セッション記号 S (固体地球科学) » S-SS 地震学

[S-SS27] 地震発生の物理・断層のレオロジー

2016年5月25日(水) 17:15 〜 18:30 ポスター会場 (国際展示場 6ホール)

コンビーナ:*飯沼 卓史(国立研究開発法人 海洋研究開発機構)、加瀬 祐子(産業技術総合研究所 活断層・火山研究部門)、安藤 亮輔(東京大学大学院理学系研究科)、谷川 亘(独立行政法人海洋研究開発機構高知コア研究所)、向吉 秀樹(島根大学大学院総合理工学研究科地球資源環境学領域)

17:15 〜 18:30

[SSS27-P21] 石英質岩の摩擦弱化過程における断層表面の状態変化

*飯田 大貴1堤 昭人1 (1.京都大学大学院理学研究科)

中–高速のすべり速度域において、摩擦溶融、thermal pressurization、flash heating等、高い摩擦熱を要因とするさまざまな摩擦強度弱化の機構が提唱されている。近年、ノヴァキュライトやクォーツァイトなどの石英質岩が、1 mm/s>という比較的低いすべり速度域において摩擦弱化を起こすことがGoldsby and Tullis [2002]、Di Toro et al. [2004]等によって報告され、摩擦発熱を必要としない弱化現象として注目を集めている。Goldsby and Tullis [2002]等は摩擦表面に形成される水和化非晶質シリカのガウジがこの弱化の原因であると説明したが、弱化開始時においてガウジが水和化、非晶質化を起こしていることは確認されていない。
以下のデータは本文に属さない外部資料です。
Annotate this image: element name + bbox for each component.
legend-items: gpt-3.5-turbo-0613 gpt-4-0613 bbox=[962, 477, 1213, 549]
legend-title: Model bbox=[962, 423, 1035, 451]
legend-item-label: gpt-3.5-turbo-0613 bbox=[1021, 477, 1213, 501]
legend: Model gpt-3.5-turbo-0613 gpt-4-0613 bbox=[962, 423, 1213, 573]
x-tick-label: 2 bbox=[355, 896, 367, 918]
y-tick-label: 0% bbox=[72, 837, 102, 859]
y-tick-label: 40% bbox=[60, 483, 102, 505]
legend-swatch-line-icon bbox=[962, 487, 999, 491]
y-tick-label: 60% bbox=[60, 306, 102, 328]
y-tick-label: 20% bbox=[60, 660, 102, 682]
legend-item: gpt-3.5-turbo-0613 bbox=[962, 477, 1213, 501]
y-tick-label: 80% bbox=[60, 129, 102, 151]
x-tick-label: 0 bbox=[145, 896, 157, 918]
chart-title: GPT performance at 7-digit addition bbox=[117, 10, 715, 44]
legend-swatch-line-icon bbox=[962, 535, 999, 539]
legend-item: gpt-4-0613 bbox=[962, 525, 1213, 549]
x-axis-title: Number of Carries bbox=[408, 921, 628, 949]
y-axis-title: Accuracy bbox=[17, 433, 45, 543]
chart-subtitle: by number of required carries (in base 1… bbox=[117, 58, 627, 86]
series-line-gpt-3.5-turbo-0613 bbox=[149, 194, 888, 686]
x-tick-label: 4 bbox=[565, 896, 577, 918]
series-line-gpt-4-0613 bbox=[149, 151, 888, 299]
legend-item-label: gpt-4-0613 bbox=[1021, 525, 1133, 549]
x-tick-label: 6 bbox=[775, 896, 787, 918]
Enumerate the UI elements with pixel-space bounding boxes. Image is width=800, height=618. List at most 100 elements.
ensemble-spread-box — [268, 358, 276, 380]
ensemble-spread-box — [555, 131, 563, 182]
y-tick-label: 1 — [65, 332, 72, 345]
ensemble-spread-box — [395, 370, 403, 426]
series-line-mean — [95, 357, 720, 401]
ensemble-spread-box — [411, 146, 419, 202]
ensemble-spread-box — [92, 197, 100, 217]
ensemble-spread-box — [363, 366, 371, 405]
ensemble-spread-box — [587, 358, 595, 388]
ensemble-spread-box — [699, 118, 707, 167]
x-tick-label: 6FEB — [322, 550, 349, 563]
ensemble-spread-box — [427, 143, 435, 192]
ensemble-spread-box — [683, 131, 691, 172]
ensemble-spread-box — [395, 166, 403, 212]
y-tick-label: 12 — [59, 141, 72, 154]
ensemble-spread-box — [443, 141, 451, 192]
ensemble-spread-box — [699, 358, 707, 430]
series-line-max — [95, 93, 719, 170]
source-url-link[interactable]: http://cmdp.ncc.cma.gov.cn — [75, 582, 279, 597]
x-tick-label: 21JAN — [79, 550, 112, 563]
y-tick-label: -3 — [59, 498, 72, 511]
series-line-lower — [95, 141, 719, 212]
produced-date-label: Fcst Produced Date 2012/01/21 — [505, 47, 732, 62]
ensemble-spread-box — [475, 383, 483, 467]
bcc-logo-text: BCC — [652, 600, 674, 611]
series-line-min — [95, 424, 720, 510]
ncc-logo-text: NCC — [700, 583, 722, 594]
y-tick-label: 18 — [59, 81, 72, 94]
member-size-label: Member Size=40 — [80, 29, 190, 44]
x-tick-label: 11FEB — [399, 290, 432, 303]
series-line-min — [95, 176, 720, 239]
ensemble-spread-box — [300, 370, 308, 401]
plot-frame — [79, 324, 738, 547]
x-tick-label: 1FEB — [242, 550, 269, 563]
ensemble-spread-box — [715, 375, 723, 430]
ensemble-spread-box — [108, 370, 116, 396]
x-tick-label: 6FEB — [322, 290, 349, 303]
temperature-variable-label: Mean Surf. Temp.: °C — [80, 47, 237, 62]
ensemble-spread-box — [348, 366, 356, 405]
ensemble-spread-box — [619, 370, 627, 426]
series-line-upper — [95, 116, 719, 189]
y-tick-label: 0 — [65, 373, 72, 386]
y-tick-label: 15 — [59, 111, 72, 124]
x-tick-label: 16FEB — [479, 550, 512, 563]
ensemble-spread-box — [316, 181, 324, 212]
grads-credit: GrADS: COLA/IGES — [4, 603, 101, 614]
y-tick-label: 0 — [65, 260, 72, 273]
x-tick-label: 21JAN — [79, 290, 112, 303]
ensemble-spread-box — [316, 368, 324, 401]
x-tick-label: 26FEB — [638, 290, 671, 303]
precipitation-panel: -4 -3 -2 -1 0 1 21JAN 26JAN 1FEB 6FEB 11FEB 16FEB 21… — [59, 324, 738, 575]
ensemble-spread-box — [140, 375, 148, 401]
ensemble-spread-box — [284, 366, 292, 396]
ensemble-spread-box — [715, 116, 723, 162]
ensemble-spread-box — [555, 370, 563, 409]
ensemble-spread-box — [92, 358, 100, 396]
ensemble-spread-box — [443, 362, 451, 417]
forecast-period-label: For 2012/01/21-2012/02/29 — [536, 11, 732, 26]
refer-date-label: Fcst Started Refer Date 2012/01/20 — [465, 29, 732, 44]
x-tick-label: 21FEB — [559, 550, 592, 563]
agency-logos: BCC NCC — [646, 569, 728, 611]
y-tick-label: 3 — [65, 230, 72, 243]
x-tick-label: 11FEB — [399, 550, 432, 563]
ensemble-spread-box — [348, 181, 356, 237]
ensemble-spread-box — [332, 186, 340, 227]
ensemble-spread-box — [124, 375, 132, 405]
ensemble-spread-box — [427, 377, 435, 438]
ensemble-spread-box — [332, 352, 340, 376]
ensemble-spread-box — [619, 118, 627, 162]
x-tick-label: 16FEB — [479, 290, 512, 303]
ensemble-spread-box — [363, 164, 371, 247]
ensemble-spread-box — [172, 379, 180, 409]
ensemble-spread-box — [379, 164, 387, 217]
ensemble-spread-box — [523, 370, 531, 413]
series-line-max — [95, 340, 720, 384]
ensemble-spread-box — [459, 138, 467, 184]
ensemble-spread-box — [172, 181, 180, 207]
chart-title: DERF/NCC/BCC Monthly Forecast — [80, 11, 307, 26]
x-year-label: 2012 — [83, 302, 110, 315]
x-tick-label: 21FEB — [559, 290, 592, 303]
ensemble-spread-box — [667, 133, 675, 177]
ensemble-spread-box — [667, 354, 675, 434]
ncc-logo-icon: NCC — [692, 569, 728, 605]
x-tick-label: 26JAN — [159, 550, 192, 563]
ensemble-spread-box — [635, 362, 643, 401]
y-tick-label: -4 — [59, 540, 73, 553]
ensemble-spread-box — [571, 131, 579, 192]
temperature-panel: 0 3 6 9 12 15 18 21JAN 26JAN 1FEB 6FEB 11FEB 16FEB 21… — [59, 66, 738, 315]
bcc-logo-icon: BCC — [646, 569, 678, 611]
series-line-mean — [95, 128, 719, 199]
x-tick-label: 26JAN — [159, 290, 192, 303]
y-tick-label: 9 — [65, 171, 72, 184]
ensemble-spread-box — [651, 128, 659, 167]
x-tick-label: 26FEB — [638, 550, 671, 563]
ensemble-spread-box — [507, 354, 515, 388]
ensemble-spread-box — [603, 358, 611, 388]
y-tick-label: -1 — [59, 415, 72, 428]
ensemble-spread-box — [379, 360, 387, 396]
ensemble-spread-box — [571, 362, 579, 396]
本研究では、弱化の進行に伴い摩擦表面でどのようなプロセスが進行するかを調べることを目的とし、摩擦表面の状態変化、表面に形成されるガウジの非晶質化の二点についてそれぞれ観察、分析を行った。 実験は京都大学の回転式中–高速摩擦試験機を使用し行った。実験試料には人工水晶とチャートの二種類の試料を用いた。実験の垂直応力、すべり速度条件は、先行研究と摩擦データの比較を行うことを目的とし、Hayashi and Tsutsumi [2010]と同じ条件である、垂直応力1.5 MPa、すべり速度105 mm/s、10.5 mm/s、1.05 mm/sという値に設定した。 実験の結果、人工水晶、チャートの両試料について、105 mm/s、10.5 mm/s、1.05 mm/sの速度条件で、実験開始直後にすべり距離に依存する摩擦のすべり弱化が確認された。また、両試料について、10.5 mm/s、1.05 mm/sの速度条件で、すべり弱化終了後に断層部の厚さ変化を伴う摩擦係数の変動が起こることが確認された。本研究での実験結果から得られたすべり弱化距離とHayashi and Tsutsumi [2010]で報告されたすべり弱化距離の比較を行ったところ、本研究でのすべり弱化距離の方が一桁以上小さいという結果が得られた。この差の原因は、本研究においてのみ実験準備の段階で行われた摩擦表面の片当たりの解消作業であると推定される。 各速度において摩擦データを測定した他、105 mm/sの実験開始時のすべり弱化に注目し、弱化過程におけるいくつかのすべり距離で実験を終了し、実体顕微鏡、SEMによる摩擦表面の観察を行った。観察の結果、ほぼすべての試料の摩擦表面において、試料のせん断方向側がめくれ上がった100~300 µmほどの特徴的な非対称構造が形成されていることが確認された。 XRD分析の結果、弱化後大変位せん断を経験したチャートにおいてのみ非晶質化を示す2θ=20~30 °に現れる幅広いピークが確認された。Hayashi and Tsutsumi [2010]のXRD分析では、弱化後に大変位せん断を経験したものについて、人工水晶、チャートともに非晶質化が確認されている。本研究での結果はこれと異なる。Goldsby and Tullis [2002]は石英質岩の弱化の原因は摩擦表面に形成される水和化非晶質シリカのガウジであると説明している。本研究におけるXRD分析の結果から、すべり弱化中、弱化終了直後のすべり距離においてはガウジの非晶質化は起こっていない可能性が示された。